On a hike through Tommy Thompson Park in Toronto near the end of May, I noticed a bird sitting in a tree. It was small in size and yellow in color: a female Orchard Oriole.
She sat on an exposed perch with a long piece of grass in her mouth. Was she collecting nesting material? She turned her head this way and that. First to the right.
And then to the left. What was she looking for?
Suddenly, a male Orchard Oriole appeared on a branch just below the female. In contrast to the female’s rather drab plumage, the male’s feathers were colored dark red and black.
He sat in place for a minute, then did something strange. Bending over, he pressed his wings down and exposed the richly colored plumage of his back.
Was the female impressed with this display? When the male looked to the right, she turned her head to the left.
When he looked to the left, she turned her head to the right.
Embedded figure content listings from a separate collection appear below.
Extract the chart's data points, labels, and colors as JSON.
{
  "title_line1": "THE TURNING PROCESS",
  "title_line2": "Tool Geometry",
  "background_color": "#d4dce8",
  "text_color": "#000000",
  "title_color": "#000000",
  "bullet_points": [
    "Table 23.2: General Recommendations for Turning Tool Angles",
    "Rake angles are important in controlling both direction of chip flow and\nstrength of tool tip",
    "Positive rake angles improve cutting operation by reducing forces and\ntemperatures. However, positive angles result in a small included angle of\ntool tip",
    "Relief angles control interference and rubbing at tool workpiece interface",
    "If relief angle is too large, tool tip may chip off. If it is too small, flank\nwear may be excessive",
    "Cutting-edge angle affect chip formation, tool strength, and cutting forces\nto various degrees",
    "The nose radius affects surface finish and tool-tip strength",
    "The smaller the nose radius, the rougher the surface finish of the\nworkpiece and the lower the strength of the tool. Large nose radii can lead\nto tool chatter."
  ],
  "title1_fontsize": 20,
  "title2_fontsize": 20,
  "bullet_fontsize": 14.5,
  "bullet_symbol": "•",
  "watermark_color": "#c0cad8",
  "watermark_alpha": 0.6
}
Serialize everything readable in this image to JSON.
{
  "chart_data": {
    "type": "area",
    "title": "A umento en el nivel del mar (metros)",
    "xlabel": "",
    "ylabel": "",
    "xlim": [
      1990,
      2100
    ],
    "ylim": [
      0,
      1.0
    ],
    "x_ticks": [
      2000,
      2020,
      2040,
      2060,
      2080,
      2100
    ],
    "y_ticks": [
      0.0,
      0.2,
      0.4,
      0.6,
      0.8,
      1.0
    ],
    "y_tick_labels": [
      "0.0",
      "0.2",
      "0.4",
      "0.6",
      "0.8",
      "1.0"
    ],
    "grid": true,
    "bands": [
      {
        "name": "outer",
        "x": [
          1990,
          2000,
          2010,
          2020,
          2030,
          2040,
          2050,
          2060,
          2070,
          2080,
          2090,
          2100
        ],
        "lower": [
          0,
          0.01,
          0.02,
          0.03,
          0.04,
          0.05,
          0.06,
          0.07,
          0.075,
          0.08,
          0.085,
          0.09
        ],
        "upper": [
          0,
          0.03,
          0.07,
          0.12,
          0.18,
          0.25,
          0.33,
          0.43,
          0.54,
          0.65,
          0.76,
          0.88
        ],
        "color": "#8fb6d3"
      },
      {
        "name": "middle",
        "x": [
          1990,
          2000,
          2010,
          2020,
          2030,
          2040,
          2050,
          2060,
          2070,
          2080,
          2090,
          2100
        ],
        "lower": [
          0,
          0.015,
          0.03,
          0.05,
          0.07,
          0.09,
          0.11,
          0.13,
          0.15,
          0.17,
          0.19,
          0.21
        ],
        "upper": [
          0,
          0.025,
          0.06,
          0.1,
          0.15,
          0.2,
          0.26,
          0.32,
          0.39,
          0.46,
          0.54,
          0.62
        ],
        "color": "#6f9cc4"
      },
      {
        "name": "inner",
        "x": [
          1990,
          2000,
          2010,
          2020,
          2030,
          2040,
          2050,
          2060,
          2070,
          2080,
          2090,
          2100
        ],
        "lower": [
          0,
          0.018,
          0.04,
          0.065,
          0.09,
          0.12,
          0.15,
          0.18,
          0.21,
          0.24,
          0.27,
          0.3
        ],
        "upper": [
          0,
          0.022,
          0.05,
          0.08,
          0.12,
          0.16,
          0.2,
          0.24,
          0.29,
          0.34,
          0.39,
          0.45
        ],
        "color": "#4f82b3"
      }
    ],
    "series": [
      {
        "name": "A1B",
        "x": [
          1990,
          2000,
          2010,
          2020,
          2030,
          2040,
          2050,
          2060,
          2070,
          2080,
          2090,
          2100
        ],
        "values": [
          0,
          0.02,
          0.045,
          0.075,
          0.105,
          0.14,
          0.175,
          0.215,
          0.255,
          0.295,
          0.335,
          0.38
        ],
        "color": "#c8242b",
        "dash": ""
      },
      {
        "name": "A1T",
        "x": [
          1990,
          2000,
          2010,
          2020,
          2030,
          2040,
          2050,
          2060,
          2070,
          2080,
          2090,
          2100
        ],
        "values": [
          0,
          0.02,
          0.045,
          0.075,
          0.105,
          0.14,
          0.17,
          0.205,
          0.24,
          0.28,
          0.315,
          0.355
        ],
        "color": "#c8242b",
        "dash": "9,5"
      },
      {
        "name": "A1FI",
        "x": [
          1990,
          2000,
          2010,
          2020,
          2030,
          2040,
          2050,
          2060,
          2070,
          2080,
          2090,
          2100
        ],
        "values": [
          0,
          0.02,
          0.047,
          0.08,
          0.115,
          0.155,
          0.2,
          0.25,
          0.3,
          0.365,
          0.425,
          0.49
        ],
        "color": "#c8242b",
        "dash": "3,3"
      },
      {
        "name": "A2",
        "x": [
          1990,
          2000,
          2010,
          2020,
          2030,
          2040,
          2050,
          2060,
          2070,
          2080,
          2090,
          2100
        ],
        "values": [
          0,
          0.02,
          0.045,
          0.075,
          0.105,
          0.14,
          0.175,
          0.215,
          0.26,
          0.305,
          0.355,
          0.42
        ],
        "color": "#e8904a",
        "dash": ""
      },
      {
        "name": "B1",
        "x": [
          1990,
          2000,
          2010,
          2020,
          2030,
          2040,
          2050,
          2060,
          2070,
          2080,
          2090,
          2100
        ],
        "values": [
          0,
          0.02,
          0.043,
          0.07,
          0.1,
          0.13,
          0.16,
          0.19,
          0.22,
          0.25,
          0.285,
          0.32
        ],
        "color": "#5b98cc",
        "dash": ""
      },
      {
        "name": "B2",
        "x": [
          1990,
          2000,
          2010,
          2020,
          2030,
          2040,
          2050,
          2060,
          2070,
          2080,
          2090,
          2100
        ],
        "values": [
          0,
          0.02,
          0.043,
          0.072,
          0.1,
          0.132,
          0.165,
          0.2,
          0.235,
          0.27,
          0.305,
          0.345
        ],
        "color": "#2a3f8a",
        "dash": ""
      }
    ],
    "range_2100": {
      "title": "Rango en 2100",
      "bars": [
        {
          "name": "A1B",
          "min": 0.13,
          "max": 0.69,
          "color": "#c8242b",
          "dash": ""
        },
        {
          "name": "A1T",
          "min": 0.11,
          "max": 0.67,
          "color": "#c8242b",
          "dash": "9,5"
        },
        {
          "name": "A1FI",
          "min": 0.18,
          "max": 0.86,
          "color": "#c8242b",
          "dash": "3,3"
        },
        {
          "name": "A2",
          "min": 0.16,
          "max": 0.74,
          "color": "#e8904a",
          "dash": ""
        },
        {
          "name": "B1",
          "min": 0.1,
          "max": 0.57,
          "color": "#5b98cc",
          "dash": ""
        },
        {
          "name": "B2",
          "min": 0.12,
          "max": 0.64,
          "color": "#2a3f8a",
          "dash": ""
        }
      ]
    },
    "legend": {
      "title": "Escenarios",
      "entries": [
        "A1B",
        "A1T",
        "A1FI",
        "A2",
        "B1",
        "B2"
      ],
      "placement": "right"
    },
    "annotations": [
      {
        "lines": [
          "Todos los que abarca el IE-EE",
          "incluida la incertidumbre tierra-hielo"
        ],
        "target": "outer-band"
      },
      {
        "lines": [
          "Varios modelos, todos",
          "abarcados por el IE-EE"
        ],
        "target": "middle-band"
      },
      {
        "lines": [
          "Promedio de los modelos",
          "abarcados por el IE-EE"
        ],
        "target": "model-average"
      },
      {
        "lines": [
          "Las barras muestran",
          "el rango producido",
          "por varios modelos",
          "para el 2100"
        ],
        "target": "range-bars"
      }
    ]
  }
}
Perhaps they weren’t hitting it off. The male, impatient, soon flew away. The female was alone again, with the piece of grass in her bill. Did it have a slightly bitter taste, now that her suitor was gone? How much longer would she sit there, waiting for the perfect mate?
3 thoughts on “Courtship Behavior of the Orchard Oriole: A photo essay”
Just got this from Vid. Pretty exciting to witness that behaviour. Not sure I’ve seen a male and female Orchard Oriole close enough to fit in the same picture so to see a mating ritual and to be able to document so of the behaviour would certainly make one’s day.
Thanks, Walter–I’m glad you enjoyed the photo essay. I have to admit, it took me a while to realize what was going on, but I was very happy to watch the story as it unfolded.
I’m glad you kept clicking away. I’m still chuckling although the orioles likely took the encounter seriously.